MATINYA DEMOKRASI DI INDONESIA -->

Advertisement

MATINYA DEMOKRASI DI INDONESIA

Kamis, 19 Januari 2012

Dalam ruang yang sempit ini, pembicaraan mengenai pelanggaran HAM di Papua atau legalitas PEPERA tahun 1969 ditanggapi sebagai indikasi makar dan ancaman terhadap NKRI. Opini publik mengenai Papua dibayang-bayangi oleh peristiwa lepasnya Timor Timur dan sikap anti asing. Ketidakadilan dan peristiwa - peristiwa kekerasan diabaikan atas nama kesatuan bangsa, sementara kelompok - kelompok masyarakat yang menyuarakan keprihatinan terhadap kekerasan atau mendukung hak rakyat Papua untuk menentukan nasib sendiri dicap sebagai antek asing. Menariknya, opini publik dan pemerintah pusat mendukung hak rakyat Palestina untuk menentukan nasibnya sendiri tanpa menyadari bahwa ada masalah yang tidak kalah serius di halaman rumah sendiri. Ini menunjukan bahwa masyarakat sebenarnya mampu melihat sisi -sisi lain dari tuntutan kemerdekaan entah itu Palestina maupun Papua, namun bahasa politik yang tersedia bagi diskusi ini di tanah air tidak tersedia.

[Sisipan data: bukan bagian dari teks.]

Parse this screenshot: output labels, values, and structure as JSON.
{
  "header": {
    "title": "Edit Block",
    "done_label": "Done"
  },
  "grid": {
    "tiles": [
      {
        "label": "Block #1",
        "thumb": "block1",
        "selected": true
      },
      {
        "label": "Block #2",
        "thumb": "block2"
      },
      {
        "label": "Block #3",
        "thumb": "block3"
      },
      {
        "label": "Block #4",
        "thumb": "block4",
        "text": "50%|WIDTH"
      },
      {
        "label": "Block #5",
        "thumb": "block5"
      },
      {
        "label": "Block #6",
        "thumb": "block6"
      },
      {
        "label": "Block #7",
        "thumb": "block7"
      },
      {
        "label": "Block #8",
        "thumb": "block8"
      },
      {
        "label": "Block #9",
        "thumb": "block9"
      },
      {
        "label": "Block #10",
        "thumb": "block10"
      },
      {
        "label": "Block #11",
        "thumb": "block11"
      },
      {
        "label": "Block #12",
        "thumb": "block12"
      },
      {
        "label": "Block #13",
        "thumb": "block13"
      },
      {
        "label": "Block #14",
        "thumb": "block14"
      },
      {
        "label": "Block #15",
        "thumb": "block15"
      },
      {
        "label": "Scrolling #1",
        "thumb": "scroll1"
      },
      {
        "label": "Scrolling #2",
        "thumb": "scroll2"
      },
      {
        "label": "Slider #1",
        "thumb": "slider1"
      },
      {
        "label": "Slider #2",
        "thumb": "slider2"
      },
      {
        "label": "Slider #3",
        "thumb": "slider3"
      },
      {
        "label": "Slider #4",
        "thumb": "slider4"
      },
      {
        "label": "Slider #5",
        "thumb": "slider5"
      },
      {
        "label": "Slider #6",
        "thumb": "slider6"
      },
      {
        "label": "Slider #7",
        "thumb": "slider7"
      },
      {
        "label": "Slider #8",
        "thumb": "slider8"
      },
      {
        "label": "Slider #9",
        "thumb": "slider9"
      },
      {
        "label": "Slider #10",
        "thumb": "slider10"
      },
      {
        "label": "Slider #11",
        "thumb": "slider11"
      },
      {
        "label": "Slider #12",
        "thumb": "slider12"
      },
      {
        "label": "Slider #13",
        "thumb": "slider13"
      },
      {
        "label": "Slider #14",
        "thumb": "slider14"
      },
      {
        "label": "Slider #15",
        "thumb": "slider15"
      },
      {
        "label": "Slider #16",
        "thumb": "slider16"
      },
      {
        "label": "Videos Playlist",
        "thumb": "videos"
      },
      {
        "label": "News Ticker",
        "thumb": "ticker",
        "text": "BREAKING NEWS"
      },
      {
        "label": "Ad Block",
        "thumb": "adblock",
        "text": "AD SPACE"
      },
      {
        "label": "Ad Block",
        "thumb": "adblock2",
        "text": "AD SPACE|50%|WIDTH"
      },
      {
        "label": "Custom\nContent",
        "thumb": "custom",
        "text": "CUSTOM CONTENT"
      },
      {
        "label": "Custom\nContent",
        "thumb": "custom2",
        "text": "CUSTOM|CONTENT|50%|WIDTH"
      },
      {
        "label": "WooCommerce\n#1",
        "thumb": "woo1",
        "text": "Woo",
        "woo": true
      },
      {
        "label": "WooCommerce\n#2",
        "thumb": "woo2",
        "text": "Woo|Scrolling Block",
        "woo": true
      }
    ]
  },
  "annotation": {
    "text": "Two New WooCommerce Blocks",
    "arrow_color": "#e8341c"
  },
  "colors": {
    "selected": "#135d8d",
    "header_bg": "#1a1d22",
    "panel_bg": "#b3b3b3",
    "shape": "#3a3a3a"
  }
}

Kesempitan bahasa politik rupanya juga berujung pada pembatasan kebebasan politik. Kebebasan berpendapat yang semestinya dijamin oleh hukum seolah-olah tidak berlaku ketika berhadapan dengan persoalan Papua.Orang-orang Papua tidak menikmati kebebasan politik yang sama dengan warga negara Indonesia yang lain.

Ketika orang Yogyakarta ramai-ramai menyuarakan perlawanan terhadap kebijakan Jakarta yang dianggap menganggu keistimewaan daerah ini, reaksi pemerintah pusat sangat lunak. Pemerintah juga tidak banyak bertindak ketika beberapa kelompok masyarakat terang-terangan secara publik menyatakan tujuan organisasinya untuk mendirikan negara agama di Indonesia, agenda politik yang intinya membubarkan negara ini dan bukan hanya melepaskan diri dari negara. Di sisi lain, ketika hal yang sama disuarakan oleh kelompok-kelompok masyarakat Papua, entah itu pemuda, perempuan, gereja. atau kelompok adat, mereka dituduh separatis atau makar.

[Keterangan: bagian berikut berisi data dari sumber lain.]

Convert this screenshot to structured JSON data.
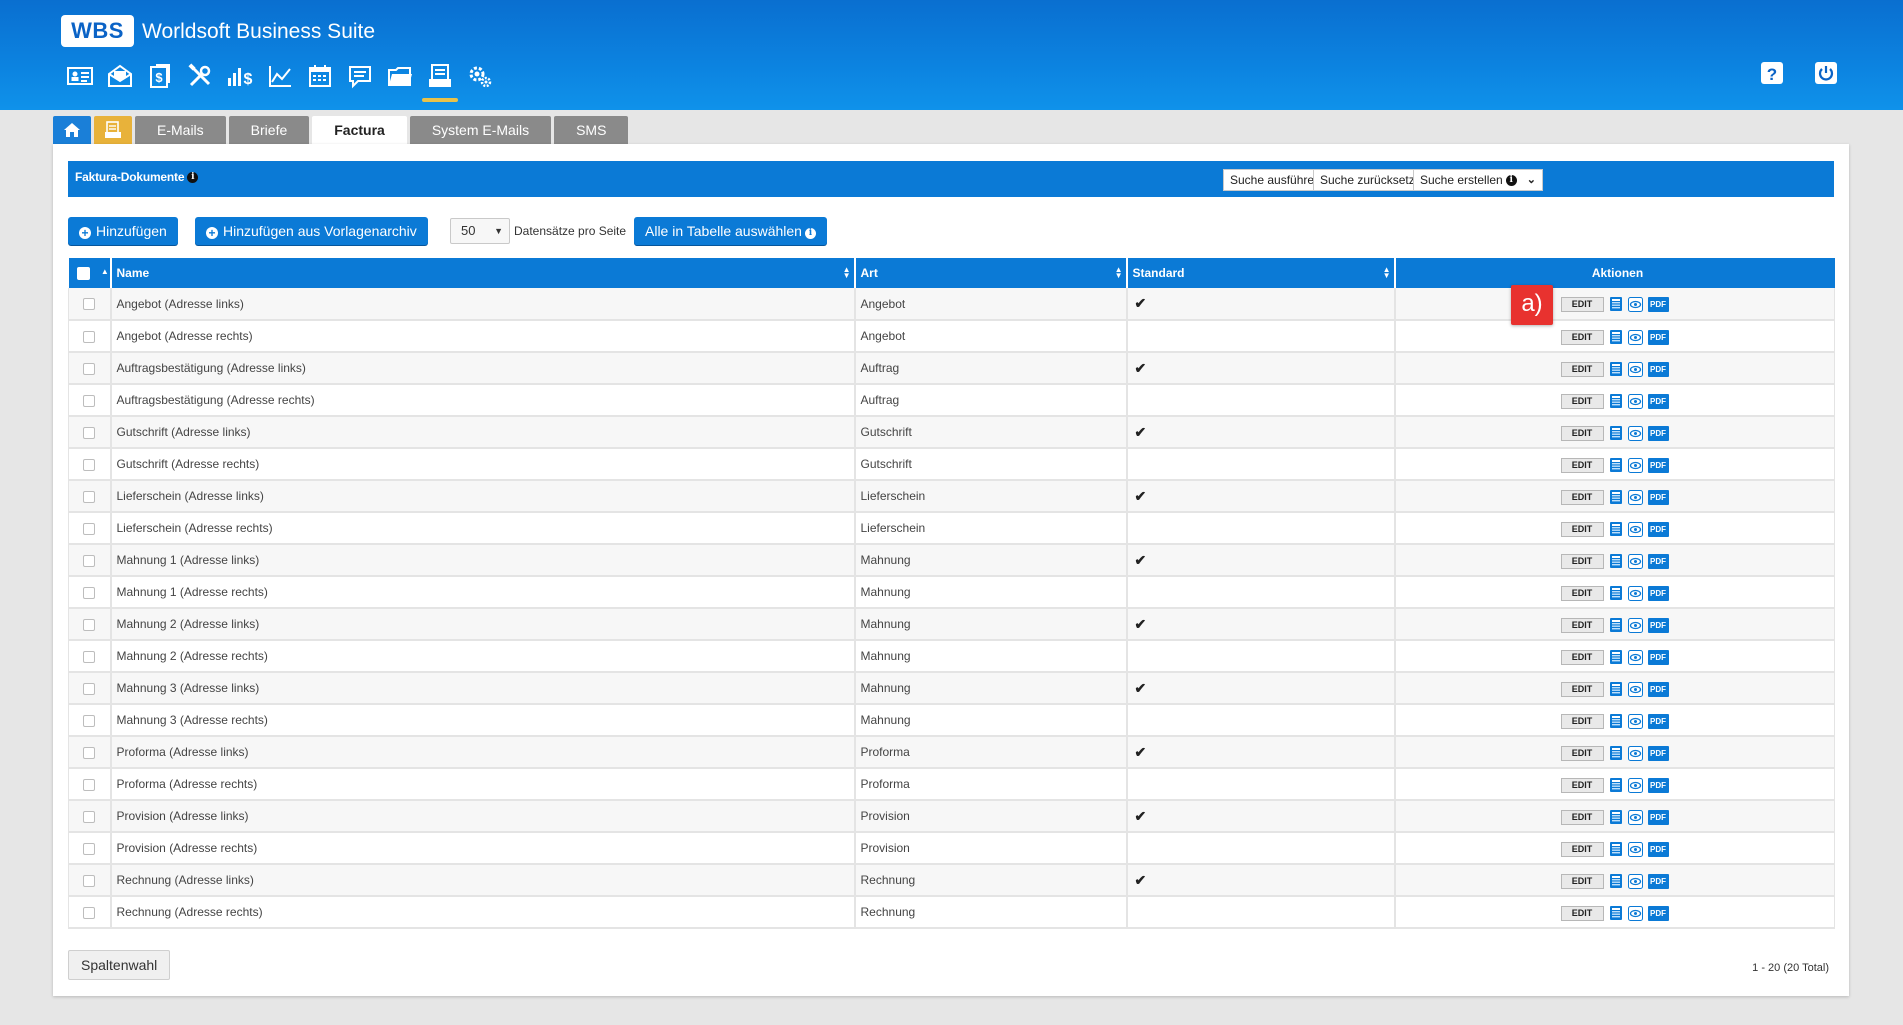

Pada bulan Juli 2007, Mahkamah Konstitusi menyatakan bahwa pasal 154 dan 155 KUHP yang dulu biasa dipakai untuk menindak para aktivis dan membatasi kebebasan berbicara adalah inskonstituonal. Penghapusan pasal-pasal karet mengenai perbuatan penyebaran kebencian kepada pemerintah ini mendorong kemajuan demokrasi. Tetapi mesti diingat bahwa saat ini ( Juli 2010), masih ada 34 orang tahanan politik yang meringkuk di penjara-penjara di Papua karena di tuduh makar. Sebagian di antaranya digelandang ke penjara begitu saja hanya karena membawa atau mengibarkan bendera Bintang Kejora ( Media Indonesia. 9 Juli 2010).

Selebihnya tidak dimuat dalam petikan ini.